#Assignment #6

Vision Transformer

---


**SUBMISSION INSTRUCTIONS**

First make a copy of this colab file and then solve the assignment and upload your final notebook on github.

Before uploading your downloaded notebook, RENAME the file as rollno_name.ipynb

Submission Deadline : 31/01/2026 Saturday EOD i.e before 11:59 PM

The deadline is strict, Late submissions will incur penalty

Note that you have to upload your solution on the github page of the project Vision Transformer and **under Assignment 6**

And remember to keep title of your pull request to be ViT_name_rollno_assgn6

Github Submission repo -
https://github.com/electricalengineersiitk/Winter-projects-25-26/tree/main/Vision%20transformer/Assignment%206

# Part A - Data and tokens

Q1. Build a tiny toy dataset with pandas
Create a pandas DataFrame with columns text and label.
- Include at least 12 short sentences (3-10 words each).
- The label is 0/1 (e.g., positive vs negative sentiment).
- Shuffle rows and split into train/test (80/20) using a fixed random seed.
Return: df_train, df_test.

In [14]:
import pandas as pd
def make_toy_dataset(seed: int = 42):

  """Return df_train, df_test with columns: text (str), label (int)."""
  # TODO
  data = [
      ("I absolutely adored her hair", 1),
      ("The service at that hotel is wonderful",1),
      ("This purchase made him very happy",1),
      ("I would recommend this movie to everyone",1),
      ("One of the greatest experiences of my life",1),
      ("So happy with my life",1),

      ("I hated that crime drama",0),
      ("The food of that restaurant is awful",0),
      ("He is not happy with his life",0),
      ("Absolute waste of money",0),
      ("It is a low quality fabric",0),
      ("The most disappointing experience of my life",0),
  ]
  df = pd.Dataframe(data,columns=["text","label"])
  df = df.sample(frac=1, random_state=seed).reset_index(drop=True)
  # test train split -
  split_idx = int(0.8 * len(df))
  df_train = df.iloc[:split_idx].reset_index(drop=True)
  df_test = df.iloc[split_idx:].reset_index(drop=True)

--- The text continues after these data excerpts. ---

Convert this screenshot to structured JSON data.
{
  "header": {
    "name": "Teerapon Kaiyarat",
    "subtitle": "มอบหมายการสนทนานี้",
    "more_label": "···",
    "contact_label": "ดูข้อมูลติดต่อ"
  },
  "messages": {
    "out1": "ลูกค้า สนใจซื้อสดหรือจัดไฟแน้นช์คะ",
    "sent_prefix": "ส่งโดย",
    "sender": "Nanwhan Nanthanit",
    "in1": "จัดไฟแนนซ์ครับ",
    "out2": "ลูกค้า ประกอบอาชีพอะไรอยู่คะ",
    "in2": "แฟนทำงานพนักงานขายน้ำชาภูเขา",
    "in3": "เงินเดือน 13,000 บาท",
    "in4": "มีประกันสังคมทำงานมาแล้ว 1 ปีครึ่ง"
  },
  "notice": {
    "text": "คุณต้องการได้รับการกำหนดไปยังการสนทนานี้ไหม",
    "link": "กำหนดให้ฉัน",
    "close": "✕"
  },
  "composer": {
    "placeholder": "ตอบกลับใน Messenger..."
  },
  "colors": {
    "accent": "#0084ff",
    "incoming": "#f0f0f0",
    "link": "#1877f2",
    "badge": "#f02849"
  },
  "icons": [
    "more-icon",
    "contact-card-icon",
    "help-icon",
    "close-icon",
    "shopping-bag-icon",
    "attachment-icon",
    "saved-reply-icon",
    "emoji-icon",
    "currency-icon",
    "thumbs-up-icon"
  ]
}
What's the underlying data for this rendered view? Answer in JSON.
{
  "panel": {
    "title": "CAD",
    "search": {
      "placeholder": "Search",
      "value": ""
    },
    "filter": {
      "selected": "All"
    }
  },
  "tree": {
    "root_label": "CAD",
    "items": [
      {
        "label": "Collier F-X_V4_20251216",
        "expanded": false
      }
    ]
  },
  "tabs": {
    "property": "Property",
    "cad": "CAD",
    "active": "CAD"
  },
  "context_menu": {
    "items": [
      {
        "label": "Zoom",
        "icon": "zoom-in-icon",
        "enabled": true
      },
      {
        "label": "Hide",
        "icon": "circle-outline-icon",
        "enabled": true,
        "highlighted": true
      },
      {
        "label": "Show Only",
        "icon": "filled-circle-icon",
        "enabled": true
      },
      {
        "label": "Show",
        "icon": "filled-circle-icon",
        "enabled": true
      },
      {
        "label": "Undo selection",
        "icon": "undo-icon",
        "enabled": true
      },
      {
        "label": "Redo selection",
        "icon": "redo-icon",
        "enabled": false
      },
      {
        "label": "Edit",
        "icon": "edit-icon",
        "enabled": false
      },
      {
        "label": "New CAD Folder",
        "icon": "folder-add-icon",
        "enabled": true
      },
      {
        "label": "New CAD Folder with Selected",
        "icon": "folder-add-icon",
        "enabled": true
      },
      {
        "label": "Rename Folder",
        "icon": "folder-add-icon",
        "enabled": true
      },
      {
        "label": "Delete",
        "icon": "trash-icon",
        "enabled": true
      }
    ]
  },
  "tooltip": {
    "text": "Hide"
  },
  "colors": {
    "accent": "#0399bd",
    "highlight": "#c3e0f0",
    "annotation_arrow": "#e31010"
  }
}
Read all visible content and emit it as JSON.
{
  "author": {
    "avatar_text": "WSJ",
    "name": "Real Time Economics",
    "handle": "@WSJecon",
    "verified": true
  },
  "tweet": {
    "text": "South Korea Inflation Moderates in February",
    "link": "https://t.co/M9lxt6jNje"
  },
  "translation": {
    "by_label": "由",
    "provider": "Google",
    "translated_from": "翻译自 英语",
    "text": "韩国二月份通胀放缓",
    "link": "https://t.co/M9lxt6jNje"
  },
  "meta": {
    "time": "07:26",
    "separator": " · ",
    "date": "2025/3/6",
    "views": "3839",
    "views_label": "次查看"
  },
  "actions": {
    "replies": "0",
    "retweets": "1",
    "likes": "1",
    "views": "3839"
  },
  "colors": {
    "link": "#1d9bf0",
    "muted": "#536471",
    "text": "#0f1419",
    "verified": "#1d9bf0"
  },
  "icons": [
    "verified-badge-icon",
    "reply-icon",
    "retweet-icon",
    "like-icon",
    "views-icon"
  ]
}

  return df_train, df_test

Q2. Clean and tokenize text

Implement a basic cleaner: lowercase, strip, replace multiple spaces with one, and remove punctuation
(.,!?;:).
Tokenize by whitespace.
Add a new column tokens that stores a list of tokens per row.
Return the updated DataFrame.

In [15]:
import re
import pandas as pd
def clean_text(s: str) -> str:
  # TODO
  s = s.lower()
  s = s.strip()
  s = re.sub(r"[.,!?;:]", "", s)
  s = re.sub(r"\s+", " ", s)

  return s

def add_tokens_column(df: pd.DataFrame) -> pd.DataFrame:
  """Adds df['tokens'] = list[str]."""
  # TODO
  df = df.copy()
  df["tokens"] = df["text"].apply(
        lambda x: clean_text(x).split()
    )

  return df


Q3. Build a vocabulary + token/id mappings

Build token2id and id2token using the training tokens.
Include special tokens: [PAD], [UNK], [BOS], [EOS] at the beginning.
Add tokens that occur at least min_freq times.
Return: token2id (dict), id2token (list).

In [16]:
from collections import Counter
from typing import Dict, List
SPECIALS = ['[PAD]', '[UNK]', '[BOS]', '[EOS]']
def build_vocab(list_of_token_lists, min_freq: int = 1):
  # TODO
  counter = Counter()
  for tokens in list_of_token_lists:
      counter.update(tokens)


  id2token: List[str] = []
  token2id: Dict[str, int] = {}

  for tok in SPECIALS:
      token2id[tok] = len(id2token)
      id2token.append(tok)


  for token, freq in sorted(counter.items()):
      if freq >= min_freq:
          token2id[token] = len(id2token)
          id2token.append(token)

  return token2id, id2token


Q4. Convert tokens to ids + pad to a batch

Implement tokens_to_ids for one sequence.
Implement pad_batch that takes a list of id sequences and returns:
- X: int array (B,T) padded with pad_id
- pad_mask: bool array (B,T) where True means 'real token' and False means padding

In [17]:
import numpy as np
def tokens_to_ids(tokens, token2id, unk_token='[UNK]'):
  # TODO
  unk_id = token2id[unk_token]
  ids = [token2id.get(tok, unk_id) for tok in tokens]
  return ids

def pad_batch(id_seqs, pad_id: int):
  """Return X (B,T) and pad_mask (B,T)"""
  # TODO
  batch_size = len(id_seqs)
  max_len = max(len(seq) for seq in id_seqs)
  X = np.full((batch_size, max_len), pad_id, dtype=np.int64)
  pad_mask = np.zeros((batch_size, max_len), dtype=bool)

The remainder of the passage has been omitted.